Raumfahrt-Kommentar: Enthusiasmus - und neues Wettrüsten

Bei der Raumfahrt ist der Pioniergeist immer ein guter Diener für militärische Zwecke gewesen. Wir verfolgen also gerade den Beginn eines neuen Wettrüstens.

Die Japaner haben eine Mondsonde gestartet. China, Indien sowie die althergebrachten Weltraummächte USA, Russland und die Europäische Union sind ebenfalls im Rennen. In den kommenden Jahren soll eine Mission nach der nächsten den Trabanten umrunden oder auf ihm landen, am Ende wollen Russen, Chinesen und natürlich die USA auch wieder Menschen auf den Mond schießen und Fahnen pflanzen. Danach ist der Mars schon fest im Visier. Und diverse private Konsortien - seit dieser Woche angefeuert von Google - wollen diese Länder ein- und überholen.

Das freut den Weltraumfan nach all den mageren Jahren mit wenig Aufregung. Durch die privaten Unternehmen und Stiftungen kommt auch eine völlig neues Preisbewusstsein ins Spiel. Sie rechnen mit Millionen, wo die staatlichen Raumfahrtagenturen in Milliarden dachten. Ob sich die Träume dann erfüllen, ist natürlich eine ungeklärte Frage. Nicht ohne Grund steht im Amerikanischen der Begriff "rocket science" oder "Raketenwissenschaft" für ein kompliziertes und tückisches Problem. Aber ohne eine breitere Konkurrenz und neue Ideen wird die Weltraumfahrt nicht weiterkommen. Weil es sich sonst nur die ganz reichen Nationen leisten können.

Was den politischen Beobachter stutzig macht, ist die Pioniereuphorie von USA, Russland, China & Co: Wenn solche Regierungen von Idealen reden, steckt normalerweise mehr dahinter. Bei der Raumfahrt ist der Pioniergeist immer ein guter Diener für militärische Zwecke gewesen. Mit der Trägerraketentechnik und den Space Shuttles haben die USA ihre militärische Überlegenheit im Weltraum aufgebaut und gesichert. Die Geheimdienste Russlands und der USA, später einiger weiterer Länder, lieferten sich ein Kopf-an-Kopf-Rennen um die besten Spionagesatelliten.

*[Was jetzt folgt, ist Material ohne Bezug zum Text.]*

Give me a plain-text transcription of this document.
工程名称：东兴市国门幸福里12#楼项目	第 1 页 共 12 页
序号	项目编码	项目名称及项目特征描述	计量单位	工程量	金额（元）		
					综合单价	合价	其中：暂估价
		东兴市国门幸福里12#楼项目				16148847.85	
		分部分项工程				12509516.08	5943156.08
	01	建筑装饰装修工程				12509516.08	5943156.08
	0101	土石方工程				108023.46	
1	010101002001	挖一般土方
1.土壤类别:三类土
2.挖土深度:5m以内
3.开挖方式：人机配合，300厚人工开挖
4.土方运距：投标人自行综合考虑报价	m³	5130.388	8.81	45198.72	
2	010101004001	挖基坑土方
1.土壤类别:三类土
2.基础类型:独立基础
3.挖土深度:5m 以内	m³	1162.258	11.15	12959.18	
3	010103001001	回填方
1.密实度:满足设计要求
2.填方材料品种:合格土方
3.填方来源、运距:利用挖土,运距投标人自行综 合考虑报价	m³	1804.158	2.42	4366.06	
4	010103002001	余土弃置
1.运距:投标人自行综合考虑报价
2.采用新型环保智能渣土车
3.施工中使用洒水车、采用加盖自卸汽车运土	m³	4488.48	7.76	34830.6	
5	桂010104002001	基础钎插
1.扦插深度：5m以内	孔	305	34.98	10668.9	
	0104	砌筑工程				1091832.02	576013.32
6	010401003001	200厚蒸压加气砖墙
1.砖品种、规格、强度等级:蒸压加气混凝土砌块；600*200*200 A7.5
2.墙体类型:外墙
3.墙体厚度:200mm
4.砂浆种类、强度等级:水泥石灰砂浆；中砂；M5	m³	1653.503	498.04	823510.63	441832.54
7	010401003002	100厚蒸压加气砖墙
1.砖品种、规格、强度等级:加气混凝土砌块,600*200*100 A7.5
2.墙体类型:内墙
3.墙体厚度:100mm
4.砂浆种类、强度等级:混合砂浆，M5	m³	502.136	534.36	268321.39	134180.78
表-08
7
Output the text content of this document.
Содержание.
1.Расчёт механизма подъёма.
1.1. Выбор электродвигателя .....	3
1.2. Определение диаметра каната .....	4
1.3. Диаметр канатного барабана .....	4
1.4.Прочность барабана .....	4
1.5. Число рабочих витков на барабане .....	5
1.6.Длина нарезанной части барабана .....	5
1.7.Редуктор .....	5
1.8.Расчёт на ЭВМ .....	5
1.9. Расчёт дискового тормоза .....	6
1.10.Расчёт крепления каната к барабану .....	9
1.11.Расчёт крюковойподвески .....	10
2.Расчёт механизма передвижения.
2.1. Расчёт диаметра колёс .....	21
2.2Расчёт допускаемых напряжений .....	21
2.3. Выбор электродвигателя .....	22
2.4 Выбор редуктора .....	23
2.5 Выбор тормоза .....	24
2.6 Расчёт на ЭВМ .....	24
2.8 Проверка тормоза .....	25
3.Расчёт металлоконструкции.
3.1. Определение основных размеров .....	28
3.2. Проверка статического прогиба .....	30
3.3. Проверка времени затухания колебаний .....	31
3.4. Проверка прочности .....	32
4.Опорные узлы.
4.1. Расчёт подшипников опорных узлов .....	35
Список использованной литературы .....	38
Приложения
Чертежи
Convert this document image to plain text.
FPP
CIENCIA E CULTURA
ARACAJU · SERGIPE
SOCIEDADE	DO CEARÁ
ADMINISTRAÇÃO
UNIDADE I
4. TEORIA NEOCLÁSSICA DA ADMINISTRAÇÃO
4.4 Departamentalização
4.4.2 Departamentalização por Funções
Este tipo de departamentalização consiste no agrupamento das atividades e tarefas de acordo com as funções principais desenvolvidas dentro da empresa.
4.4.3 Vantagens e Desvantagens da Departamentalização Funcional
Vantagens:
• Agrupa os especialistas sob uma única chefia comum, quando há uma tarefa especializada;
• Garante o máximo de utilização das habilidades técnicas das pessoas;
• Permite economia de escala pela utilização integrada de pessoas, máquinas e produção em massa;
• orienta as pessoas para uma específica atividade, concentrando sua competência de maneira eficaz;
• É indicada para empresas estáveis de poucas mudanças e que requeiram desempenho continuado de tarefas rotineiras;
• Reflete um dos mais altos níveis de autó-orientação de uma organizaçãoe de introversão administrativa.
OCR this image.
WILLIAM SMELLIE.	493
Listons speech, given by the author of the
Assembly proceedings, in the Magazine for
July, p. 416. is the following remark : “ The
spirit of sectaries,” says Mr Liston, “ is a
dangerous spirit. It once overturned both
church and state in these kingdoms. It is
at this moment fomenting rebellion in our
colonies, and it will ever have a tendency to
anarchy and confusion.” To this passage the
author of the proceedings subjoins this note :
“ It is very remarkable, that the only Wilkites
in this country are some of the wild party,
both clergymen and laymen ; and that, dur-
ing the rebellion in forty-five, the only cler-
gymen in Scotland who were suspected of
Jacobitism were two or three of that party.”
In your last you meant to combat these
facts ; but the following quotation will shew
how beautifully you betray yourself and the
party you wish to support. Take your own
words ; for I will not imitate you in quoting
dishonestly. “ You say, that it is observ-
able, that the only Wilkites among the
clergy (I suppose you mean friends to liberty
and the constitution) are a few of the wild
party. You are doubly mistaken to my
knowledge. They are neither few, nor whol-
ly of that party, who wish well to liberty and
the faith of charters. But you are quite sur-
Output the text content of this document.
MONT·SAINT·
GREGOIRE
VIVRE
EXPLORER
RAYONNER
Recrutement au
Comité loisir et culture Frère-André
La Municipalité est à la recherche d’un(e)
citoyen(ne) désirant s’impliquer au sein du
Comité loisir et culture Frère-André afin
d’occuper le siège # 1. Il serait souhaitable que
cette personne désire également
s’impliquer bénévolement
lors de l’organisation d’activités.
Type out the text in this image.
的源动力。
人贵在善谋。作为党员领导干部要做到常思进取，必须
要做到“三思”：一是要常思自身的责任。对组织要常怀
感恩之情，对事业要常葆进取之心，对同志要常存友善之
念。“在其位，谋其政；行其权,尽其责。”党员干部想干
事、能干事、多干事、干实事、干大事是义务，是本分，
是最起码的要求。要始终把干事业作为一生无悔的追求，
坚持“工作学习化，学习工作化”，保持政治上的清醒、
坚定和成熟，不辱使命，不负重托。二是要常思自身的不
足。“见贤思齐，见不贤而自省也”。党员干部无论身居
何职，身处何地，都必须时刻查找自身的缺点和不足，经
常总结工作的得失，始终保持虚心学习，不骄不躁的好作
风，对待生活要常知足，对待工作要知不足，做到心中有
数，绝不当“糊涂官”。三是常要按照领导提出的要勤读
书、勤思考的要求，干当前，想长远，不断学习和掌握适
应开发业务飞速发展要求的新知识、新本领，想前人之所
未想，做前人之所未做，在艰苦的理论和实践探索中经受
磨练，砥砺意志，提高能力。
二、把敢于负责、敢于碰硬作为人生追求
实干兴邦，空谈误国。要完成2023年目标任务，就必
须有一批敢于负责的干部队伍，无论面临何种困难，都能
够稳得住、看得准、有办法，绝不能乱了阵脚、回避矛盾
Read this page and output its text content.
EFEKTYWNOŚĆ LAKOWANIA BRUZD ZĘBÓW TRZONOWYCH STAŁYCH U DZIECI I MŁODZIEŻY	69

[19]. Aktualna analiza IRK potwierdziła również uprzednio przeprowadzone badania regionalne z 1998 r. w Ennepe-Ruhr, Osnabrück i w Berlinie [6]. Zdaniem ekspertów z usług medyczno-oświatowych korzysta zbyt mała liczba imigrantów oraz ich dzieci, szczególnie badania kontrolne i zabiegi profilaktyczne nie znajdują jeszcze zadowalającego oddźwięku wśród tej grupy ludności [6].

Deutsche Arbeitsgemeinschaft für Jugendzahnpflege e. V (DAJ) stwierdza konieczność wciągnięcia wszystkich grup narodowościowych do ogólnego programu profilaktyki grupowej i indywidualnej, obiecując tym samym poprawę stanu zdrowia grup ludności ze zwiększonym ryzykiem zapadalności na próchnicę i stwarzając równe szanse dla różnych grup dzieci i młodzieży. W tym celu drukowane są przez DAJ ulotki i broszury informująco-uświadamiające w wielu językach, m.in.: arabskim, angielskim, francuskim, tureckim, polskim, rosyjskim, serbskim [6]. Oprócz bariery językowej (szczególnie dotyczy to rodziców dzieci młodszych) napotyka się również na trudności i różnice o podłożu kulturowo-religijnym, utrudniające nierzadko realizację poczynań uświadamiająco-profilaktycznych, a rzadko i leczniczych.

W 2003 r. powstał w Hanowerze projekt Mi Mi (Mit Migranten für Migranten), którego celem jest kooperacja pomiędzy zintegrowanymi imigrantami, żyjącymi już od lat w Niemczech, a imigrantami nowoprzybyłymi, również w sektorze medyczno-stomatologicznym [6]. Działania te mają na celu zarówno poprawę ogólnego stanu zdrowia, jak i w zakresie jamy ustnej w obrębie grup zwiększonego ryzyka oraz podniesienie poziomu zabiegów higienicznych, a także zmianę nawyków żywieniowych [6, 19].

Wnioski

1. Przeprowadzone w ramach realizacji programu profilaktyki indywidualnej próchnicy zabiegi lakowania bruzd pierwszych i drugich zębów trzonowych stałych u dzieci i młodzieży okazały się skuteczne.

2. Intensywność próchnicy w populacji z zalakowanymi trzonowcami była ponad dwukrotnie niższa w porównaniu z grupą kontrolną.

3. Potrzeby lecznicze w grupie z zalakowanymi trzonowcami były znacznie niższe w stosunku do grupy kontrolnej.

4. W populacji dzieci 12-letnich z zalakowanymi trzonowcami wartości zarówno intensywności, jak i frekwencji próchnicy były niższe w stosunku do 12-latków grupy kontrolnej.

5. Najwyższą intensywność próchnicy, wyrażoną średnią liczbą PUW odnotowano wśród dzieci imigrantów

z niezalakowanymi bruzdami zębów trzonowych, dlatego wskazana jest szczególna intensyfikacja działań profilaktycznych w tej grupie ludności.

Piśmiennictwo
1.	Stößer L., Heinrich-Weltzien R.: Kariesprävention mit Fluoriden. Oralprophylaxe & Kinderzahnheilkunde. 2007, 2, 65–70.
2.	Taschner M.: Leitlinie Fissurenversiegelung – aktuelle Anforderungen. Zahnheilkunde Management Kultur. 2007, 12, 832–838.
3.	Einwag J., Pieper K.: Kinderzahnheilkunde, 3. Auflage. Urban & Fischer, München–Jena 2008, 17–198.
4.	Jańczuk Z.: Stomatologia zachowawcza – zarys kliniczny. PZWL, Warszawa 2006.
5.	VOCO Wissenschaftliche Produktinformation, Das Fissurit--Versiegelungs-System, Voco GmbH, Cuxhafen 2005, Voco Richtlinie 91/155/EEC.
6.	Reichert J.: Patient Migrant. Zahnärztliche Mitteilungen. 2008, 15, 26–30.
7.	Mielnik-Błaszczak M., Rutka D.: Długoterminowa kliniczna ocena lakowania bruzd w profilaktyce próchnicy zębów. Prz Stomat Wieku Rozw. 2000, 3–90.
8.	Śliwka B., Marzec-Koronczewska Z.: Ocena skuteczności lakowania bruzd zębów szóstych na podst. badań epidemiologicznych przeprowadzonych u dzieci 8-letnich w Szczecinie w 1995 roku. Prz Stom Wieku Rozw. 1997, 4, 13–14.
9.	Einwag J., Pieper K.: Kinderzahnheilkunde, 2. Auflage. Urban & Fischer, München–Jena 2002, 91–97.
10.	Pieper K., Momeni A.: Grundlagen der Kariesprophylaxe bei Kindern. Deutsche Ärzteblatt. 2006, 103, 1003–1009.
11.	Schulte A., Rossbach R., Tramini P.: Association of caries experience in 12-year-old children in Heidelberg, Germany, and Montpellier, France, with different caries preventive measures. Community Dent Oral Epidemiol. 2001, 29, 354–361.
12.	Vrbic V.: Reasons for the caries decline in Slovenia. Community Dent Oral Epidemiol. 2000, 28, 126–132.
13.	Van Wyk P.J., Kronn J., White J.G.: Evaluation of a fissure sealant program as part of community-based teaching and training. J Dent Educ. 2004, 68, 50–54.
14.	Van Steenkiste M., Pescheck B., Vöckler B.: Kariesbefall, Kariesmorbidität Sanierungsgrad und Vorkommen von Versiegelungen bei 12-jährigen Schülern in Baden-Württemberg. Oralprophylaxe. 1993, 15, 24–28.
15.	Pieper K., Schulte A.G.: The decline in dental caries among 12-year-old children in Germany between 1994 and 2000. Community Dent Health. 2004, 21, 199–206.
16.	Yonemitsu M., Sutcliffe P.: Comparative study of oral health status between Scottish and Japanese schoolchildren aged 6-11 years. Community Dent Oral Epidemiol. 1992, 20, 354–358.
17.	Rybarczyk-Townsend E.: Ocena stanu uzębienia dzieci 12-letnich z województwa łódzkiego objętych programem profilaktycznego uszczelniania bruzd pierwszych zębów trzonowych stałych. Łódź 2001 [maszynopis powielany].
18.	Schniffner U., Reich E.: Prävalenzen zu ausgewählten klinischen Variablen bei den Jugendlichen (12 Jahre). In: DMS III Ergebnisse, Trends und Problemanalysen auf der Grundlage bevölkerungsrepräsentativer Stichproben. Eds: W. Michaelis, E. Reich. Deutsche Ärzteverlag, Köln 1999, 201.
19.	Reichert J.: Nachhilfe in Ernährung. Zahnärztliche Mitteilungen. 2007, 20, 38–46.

Jetzt soll eine neue Generation von Fahrzeugen und Raumsonden entwickelt werden. Diese Technik werden die Militärs dankbar nutzen. Wir verfolgen also gerade den Beginn eines neuen Wettrüstens. Da es nicht mehr nur um West gegen Ost handelt wie im Kalten Krieg, sondern auch die großen Schwellenländer mitmischen, lässt sich dieses Wettrüsten auch kaum noch verhindern: Die Initiative müsste, wenn überhaupt, dann vom Vorreiter im Orbit ausgehen, den USA. Doch die US-amerikanischen Regierungen gleich welcher Couleur haben keinerlei Neigung gezeigt, ihre Pläne zur Weltraumherrschaft aufzugeben.

Es bleibt also mal wieder alles am Bürger hängen, in diesem Fall also dem Wachstum einer - mehr oder weniger weltweiten - Friedensbewegung. Sie könnte unangenehme Fragen stellen, Experten ausbilden und für Offenheit sorgen. Doch leider ist eine mächtige Friedensbewegung soweit entfernt wie eine Landung auf dem Mars.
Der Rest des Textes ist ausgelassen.